For Sunrise Mountain, the playoffs might as well have started two weeks ago.

The Miners won their final three league games just to qualify for the Division I-A Southern Region playoffs. Sunrise Mountain (13-13) opens tournament play at 6 p.m. at Spring Valley (25-1).

“Every night has been like a playoff game,” Sunrise Mountain coach Chris Williams said. “We had to win just to keep going. We needed some help, too, but after we lost to Virgin Valley, I knew we couldn’t lose another game.”

The loss to Virgin Valley on Feb. 2 left the Miners at 4-7 in the Sunrise League, two games behind Desert Pines for fourth place and the final spot. Desert Pines’ upset win at Boulder City on Feb. 4 took away any wiggle room the Miners had left.

But Sunrise Mountain finished the season on a four-game winning streak, including a nonleague victory over Las Vegas, and won the tiebreaker over the Jaguars to claim the team’s second straight postseason berth.

“We just got tired of losing,” senior forward Tyrah Lee said. “We all came together, and we knew that if we didn’t win those games, we weren’t going to the playoffs.

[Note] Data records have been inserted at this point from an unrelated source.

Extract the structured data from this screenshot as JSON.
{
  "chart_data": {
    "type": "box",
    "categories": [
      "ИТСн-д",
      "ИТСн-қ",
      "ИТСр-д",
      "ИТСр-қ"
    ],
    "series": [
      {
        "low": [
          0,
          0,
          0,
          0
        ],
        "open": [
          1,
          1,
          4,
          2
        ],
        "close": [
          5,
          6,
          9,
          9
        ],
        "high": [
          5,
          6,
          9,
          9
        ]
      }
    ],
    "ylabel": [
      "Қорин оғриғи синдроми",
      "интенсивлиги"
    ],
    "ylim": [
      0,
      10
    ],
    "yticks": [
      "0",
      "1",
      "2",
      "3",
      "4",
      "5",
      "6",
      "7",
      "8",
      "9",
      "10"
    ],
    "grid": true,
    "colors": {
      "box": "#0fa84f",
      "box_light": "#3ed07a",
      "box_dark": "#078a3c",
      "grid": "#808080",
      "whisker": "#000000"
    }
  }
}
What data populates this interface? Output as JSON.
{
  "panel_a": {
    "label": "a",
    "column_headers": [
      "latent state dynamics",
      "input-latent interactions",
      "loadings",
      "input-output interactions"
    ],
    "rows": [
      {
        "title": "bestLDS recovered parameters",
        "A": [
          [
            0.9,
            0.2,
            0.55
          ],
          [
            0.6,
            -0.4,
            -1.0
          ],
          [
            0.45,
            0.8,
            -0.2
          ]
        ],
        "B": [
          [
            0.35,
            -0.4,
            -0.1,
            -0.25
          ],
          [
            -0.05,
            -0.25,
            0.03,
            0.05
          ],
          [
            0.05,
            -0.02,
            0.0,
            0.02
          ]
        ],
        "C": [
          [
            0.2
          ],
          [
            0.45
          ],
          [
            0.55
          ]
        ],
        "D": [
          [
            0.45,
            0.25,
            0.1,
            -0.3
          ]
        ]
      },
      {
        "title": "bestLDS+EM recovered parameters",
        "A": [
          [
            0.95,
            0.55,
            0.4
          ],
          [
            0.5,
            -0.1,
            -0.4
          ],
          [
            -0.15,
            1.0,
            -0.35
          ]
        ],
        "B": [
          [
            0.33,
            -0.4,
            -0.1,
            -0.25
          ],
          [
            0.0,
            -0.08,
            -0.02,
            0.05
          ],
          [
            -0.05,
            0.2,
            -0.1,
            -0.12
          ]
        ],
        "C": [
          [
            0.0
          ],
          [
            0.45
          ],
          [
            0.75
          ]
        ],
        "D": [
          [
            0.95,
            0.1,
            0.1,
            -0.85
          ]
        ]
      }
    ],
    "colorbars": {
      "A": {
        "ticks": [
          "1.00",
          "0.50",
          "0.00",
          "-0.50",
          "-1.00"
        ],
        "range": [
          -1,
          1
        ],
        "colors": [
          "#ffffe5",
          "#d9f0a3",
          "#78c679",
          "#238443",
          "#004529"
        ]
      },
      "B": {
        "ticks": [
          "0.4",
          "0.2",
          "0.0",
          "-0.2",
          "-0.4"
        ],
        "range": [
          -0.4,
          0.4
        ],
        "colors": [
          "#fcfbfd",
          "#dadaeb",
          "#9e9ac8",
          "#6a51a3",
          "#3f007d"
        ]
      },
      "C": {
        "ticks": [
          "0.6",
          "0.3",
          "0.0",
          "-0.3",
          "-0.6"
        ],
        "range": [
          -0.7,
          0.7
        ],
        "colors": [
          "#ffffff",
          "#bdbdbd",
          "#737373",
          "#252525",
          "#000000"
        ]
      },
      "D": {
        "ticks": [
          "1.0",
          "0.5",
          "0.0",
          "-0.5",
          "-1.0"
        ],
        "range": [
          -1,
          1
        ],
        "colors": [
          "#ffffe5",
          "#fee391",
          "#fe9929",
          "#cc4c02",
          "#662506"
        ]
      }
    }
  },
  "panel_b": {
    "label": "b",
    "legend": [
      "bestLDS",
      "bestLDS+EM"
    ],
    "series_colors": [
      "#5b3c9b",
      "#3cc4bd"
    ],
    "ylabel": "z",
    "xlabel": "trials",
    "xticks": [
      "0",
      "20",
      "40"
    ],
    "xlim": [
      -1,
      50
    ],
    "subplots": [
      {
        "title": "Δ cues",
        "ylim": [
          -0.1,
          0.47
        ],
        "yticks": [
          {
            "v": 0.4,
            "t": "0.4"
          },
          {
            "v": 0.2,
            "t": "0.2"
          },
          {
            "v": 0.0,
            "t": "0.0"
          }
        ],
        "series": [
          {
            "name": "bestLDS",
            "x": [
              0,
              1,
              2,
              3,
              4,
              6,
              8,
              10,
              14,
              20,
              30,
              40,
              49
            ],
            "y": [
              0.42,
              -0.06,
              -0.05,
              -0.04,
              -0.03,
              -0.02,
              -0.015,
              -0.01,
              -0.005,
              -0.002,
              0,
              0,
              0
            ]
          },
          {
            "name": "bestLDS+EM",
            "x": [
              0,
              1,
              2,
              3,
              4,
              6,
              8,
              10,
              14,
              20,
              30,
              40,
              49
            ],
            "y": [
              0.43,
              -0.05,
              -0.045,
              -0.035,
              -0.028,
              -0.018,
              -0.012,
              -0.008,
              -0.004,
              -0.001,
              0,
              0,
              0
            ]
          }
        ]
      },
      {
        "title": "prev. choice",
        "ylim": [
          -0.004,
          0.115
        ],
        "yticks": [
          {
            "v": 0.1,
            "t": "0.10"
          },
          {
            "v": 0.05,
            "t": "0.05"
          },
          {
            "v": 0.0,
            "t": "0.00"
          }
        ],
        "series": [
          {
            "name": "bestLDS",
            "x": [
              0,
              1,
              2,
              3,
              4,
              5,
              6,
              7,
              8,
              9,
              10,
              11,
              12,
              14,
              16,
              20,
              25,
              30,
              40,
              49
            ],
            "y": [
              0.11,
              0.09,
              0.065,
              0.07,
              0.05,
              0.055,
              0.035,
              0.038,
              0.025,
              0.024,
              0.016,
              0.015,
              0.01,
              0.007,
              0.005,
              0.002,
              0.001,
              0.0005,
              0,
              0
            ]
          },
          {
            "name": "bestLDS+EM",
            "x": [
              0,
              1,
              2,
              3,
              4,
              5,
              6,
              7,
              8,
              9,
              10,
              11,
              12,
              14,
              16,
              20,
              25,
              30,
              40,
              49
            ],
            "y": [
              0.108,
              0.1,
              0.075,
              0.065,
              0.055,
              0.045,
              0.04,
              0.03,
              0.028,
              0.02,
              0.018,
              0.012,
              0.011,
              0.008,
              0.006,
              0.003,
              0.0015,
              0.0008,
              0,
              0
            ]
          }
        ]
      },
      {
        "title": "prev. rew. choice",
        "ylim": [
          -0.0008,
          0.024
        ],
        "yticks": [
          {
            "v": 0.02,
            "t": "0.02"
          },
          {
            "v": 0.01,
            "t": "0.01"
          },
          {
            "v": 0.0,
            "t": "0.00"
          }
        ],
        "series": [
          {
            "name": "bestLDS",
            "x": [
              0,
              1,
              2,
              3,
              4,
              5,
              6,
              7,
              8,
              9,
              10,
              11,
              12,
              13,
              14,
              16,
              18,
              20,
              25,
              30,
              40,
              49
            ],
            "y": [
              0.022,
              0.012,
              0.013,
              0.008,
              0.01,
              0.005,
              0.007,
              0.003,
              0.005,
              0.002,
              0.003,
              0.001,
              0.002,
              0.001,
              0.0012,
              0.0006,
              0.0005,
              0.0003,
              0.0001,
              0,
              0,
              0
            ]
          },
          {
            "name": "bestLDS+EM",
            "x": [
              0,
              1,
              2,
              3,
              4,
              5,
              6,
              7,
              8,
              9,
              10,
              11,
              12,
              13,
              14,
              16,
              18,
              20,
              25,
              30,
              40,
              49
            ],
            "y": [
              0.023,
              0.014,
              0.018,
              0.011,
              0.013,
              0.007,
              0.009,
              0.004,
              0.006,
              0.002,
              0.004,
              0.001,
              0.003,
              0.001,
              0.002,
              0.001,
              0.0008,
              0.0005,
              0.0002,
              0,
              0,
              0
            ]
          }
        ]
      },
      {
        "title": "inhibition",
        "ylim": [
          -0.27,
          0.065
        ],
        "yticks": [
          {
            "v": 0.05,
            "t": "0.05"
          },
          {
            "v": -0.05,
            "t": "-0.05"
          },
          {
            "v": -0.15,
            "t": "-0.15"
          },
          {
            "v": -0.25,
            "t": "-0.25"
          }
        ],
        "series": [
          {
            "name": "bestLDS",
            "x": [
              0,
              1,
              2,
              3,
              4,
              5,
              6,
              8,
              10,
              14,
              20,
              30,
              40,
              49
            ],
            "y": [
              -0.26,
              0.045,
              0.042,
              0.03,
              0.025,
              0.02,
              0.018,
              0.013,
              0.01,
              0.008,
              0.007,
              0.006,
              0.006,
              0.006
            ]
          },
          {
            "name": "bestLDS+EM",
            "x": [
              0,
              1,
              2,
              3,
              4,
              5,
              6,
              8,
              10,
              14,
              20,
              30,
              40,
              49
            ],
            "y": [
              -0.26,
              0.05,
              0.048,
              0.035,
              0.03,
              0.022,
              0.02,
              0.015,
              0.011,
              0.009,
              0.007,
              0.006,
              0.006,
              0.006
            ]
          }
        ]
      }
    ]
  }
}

Everybody just stepped it up.”

Sunrise Mountain finished third in the Sunrise League last year, but lost in the first round of the Southern Region playoffs. Before last season, the team never had won more than seven games in a season.

“It feels good to make the playoffs again,” Lee said. “To be a senior and to go to the playoffs my last two years here, it feels like you’re making history.”

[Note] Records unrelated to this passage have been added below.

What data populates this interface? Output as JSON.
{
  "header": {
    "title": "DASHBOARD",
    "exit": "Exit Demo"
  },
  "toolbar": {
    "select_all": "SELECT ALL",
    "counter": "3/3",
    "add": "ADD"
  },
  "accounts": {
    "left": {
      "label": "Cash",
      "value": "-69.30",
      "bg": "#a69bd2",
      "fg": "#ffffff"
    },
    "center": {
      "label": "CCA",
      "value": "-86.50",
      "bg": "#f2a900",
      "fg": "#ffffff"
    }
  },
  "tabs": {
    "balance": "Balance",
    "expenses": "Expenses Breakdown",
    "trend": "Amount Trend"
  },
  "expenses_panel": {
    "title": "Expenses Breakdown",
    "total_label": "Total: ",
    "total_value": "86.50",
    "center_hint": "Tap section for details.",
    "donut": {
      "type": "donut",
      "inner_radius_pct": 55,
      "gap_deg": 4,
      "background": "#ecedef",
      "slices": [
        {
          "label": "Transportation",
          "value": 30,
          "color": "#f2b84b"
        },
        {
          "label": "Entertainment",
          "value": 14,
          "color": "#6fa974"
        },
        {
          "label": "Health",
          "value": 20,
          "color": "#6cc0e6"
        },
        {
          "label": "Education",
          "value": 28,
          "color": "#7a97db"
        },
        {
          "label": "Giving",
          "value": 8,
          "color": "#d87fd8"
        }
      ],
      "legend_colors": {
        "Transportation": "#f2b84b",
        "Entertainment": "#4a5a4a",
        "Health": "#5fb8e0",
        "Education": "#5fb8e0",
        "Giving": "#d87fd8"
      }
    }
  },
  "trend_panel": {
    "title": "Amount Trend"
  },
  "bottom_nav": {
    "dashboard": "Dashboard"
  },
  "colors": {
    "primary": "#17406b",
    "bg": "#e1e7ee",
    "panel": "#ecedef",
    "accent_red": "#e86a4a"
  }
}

The deck seemed to be stacked against the Miners, who lost eight seniors to graduation last year and returned just three letter winners.

The Miners opened league play this season with games at Chaparral, at Boulder City and at Virgin Valley — the league’s top three teams — and went 0-3. They were 2-5 in the league at the midway point.

“We were searching for ourselves and still learning,” Williams said. “When you lose eight seniors, you lose that leadership, and early on we didn’t have that leadership. We needed someone to step up and take charge. We ended up finding leadership as a group.”

Sunrise Mountain also tightened its defense. The team has allowed more than 42 points just once in its past eight games and has held opponents to an average of 37.8 points during its current winning streak.

“Our communication is better,” senior guard Dejunique Jeffries said. “We talk a lot more, and we’re working as a team. Our teamwork has really improved.”

The Miners are hoping to mirror the run Desert Pines made last year, when it clawed into the playoffs at 6-20 overall and upset Sunset League champion Faith Lutheran and Western to claim a spot in the state tournament.

But getting past Spring Valley, which hasn’t lost to a Nevada team this season, won its first league championship in program history and set a school record for wins, is a huge task.

“The good part for us is our backs have been against the wall for two weeks,” Williams said. “As much as I would like to be the No. 1 seed and not have to worry about the last few games, I like to come out of the trenches fighting. We already have that intensity going. We don’t need to try to turn it up, it has been turned up.

“It has to be like any other game, but we have to play better than we have ever played.”